И что сказал бы этот критик о «De Profundis» Максима Горького? Есть ли еще более темные глубины для исследования? Неудивительно, что мистер Робертсон называет искусство Киплинга «искусством большого таланта с дешевой культурой и крикливым окружением». Поэтому говорить о таких различиях, как реализм и романтика, — пустая трата времени. Это лишь возрождение старого конфликта классицизма против романтизма. Стендаль писал, что классицист — это мертвый романтик. Это все еще верно. Но здесь, в Америке, «бесцветной стране теней вымысла», разве нет трагедии в Галааде для душ, не пребывающих в бездействии? Несколько лет назад мистер Джеймс Лейн Аллен, которого нельзя обвинить в каких-либо стремлениях к плотским утехам Золя, выступил с энергичным протестом против того, что он назвал «женским принципом» в нашей литературе. Он не имел в виду книги, написанные женщинами — право, они по большей части переполнены радостью жизни, — но он имел в виду феминизм столь многих наших романов, написанных мужчинами.

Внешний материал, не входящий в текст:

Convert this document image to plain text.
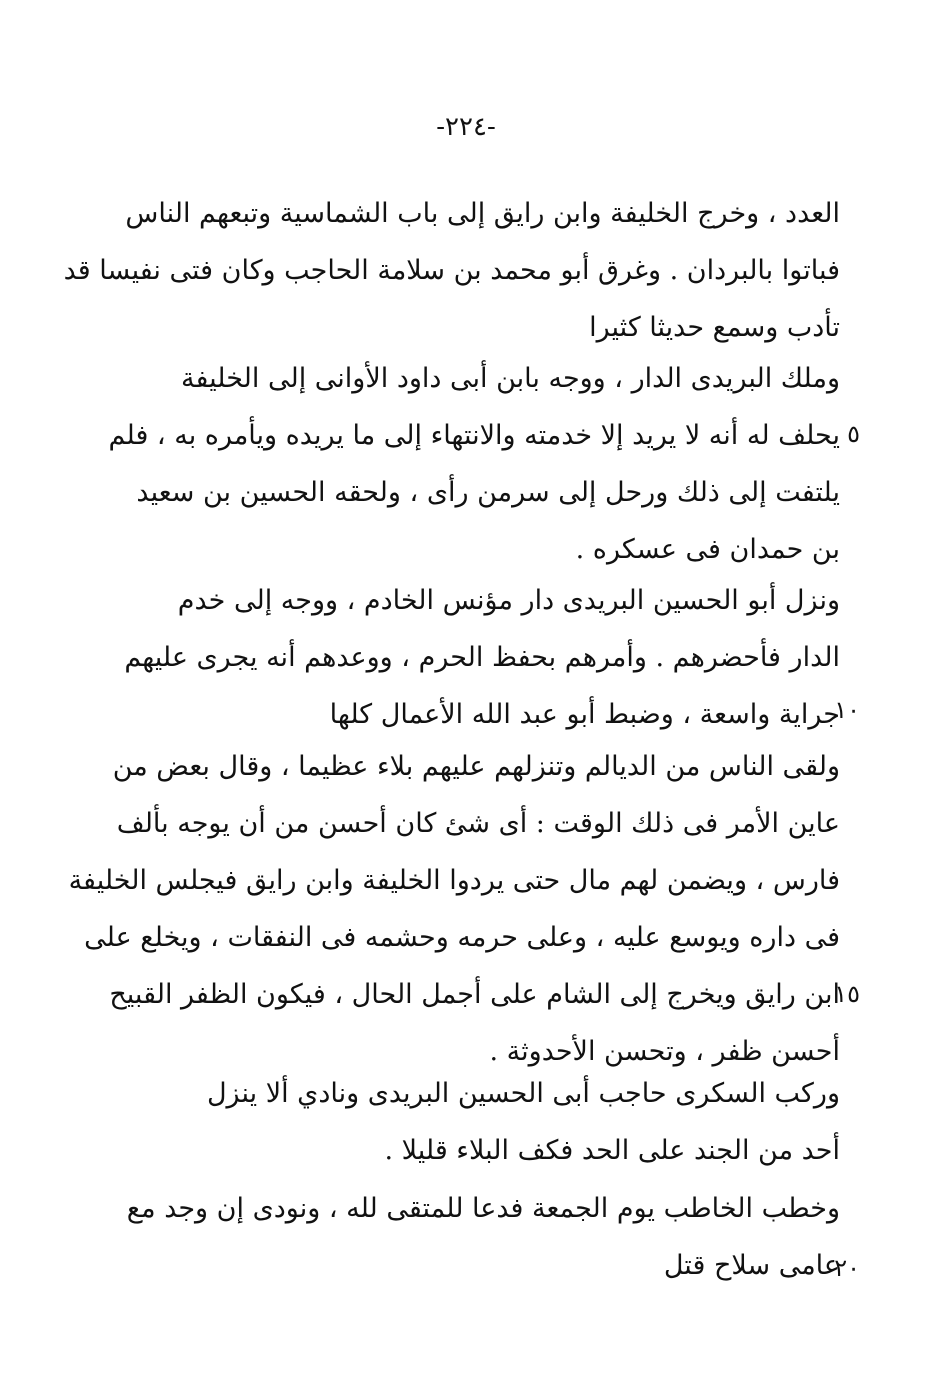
-٢٢٤-
العدد ، وخرج الخليفة وابن رايق إلى باب الشماسية وتبعهم الناس
فباتوا بالبردان . وغرق أبو محمد بن سلامة الحاجب وكان فتى نفيسا قد
تأدب وسمع حديثا كثيرا
وملك البريدى الدار ، ووجه بابن أبى داود الأوانى إلى الخليفة
يحلف له أنه لا يريد إلا خدمته والانتهاء إلى ما يريده ويأمره به ، فلم
يلتفت إلى ذلك ورحل إلى سرمن رأى ، ولحقه الحسين بن سعيد
بن حمدان فى عسكره .
ونزل أبو الحسين البريدى دار مؤنس الخادم ، ووجه إلى خدم
الدار فأحضرهم . وأمرهم بحفظ الحرم ، ووعدهم أنه يجرى عليهم
جراية واسعة ، وضبط أبو عبد الله الأعمال كلها
ولقى الناس من الديالم وتنزلهم عليهم بلاء عظيما ، وقال بعض من
عاين الأمر فى ذلك الوقت : أى شئ كان أحسن من أن يوجه بألف
فارس ، ويضمن لهم مال حتى يردوا الخليفة وابن رايق فيجلس الخليفة
فى داره ويوسع عليه ، وعلى حرمه وحشمه فى النفقات ، ويخلع على
ابن رايق ويخرج إلى الشام على أجمل الحال ، فيكون الظفر القبيح
أحسن ظفر ، وتحسن الأحدوثة .
وركب السكرى حاجب أبى الحسين البريدى ونادي ألا ينزل
أحد من الجند على الحد فكف البلاء قليلا .
وخطب الخاطب يوم الجمعة فدعا للمتقى لله ، ونودى إن وجد مع
عامى سلاح قتل
٥
١٠
١٥
٢٠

Цензор в России своей строгостью заставил расцвести великую художественную литературу, несмотря на свой запрещающий синий карандаш. В Америке цензор — это чувство этеризованного, безмозглого, ханжеского, лицемерного. (Хотя сейчас можно было бы сказать, что маятник качнулся слишком далеко в противоположную сторону.) Не то чтобы мистер Хоуэллс был чопорным, ханжеским, узким в своих взглядах — но он ставит крест на выражении трагического, необычного, эмоционального. С ним, очаровательным художником, это вопрос темперамента. Он восхищается с широтой, совершенно чуждой англоязычным критикам, такими разнообразными гениями, как Флобер, Толстой, Тургенев, Гальдос, Джейн Остин, Эмилия Пардо Басан, Матильда Серао — величайшая из всех современных женщин-писательниц, — Генри Джеймс и Джордж Мур. Но он восхищается каждым на его или ее родной почве. Что их конкретные методы могут быть применены универсально, он не допускает. И когда он писал вышеупомянутое о Достоевском, Нью-Йорк не был так полон русских, поляков и людей из юго-восточной Европы, как сейчас. Достоевский, если бы он был жив, нашел бы массу материала, трагического и комического, в нашем Ист-Сайде.